I heard from many readers with the same problem, and from a few that had no problems at all. This is from a Syracuse resident.

Al,

My experience with Yosemite dittoes yours exactly.

My screen would intermittently jitter, goto locations would appear then disappear just as quickly, random screens would appear when I pushed a submit button. In the past two weeks, I have been to the Apple Store Genius Bar twice [they thought I had a harddrive drive problem], to their nearby tables for a two-hour overhaul of my files once, talked to Apple Support countless hours [over a dozen] trying to revive my iPhoto files -- all because I downloaded Yosemite; and after formatting my computer, the AppleStore downloaded Yosemite again so I could reload from Time Machine.

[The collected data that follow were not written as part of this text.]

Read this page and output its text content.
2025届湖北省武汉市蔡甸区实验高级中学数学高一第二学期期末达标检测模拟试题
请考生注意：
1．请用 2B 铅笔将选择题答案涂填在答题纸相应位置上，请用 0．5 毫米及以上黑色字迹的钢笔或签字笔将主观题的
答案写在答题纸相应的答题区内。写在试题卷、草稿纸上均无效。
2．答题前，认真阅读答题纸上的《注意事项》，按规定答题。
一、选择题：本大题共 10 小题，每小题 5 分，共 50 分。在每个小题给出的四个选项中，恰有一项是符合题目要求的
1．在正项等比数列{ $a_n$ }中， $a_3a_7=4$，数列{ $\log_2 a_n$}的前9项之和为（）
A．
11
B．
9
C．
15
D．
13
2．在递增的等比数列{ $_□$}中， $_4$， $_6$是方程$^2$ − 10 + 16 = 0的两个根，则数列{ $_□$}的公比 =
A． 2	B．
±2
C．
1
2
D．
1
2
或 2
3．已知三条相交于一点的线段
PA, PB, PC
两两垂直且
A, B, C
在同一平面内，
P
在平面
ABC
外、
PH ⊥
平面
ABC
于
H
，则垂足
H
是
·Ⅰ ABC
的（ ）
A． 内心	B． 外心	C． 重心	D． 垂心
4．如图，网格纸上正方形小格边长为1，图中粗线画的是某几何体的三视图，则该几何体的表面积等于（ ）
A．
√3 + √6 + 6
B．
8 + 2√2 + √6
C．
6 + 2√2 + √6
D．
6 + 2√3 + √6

My iPhoto is still completely scrambled [I had, in the weeks before Yosemite, spent at least 30 hours cataloguing events and faces of my 13,000+ pictures — all the cataloguing is gone]; my Painter 12 program won’t run -- an “error 20” message appears [I had to buy the new Painter 2015]; my Time Machine files are two-thirds inaccessible, and (the scam "search site") Trovi just today popped up again on my browser location bar.

But what about all those small businesses that depend on their Macs?

I am asking you to please call for a file of those persons affected as we were. Maybe we can overwhelm Apple with a large number of disgruntled users.

So I again went through the process they recommend on Apple Support Communities, a process the AppleStore guy took me through Thursday afternoon. I went to http://discusions.apple.com/thread/6671501?start=0&tstart=0. I will probably have to repeat the process, maybe often. (That support page was unreachable when I tried it. -- Al.)

BTW I previously had MacKeeper on and ran it often. Apple is suggesting MK had something to do with the Trovi invasion. (Not possible -- Al.)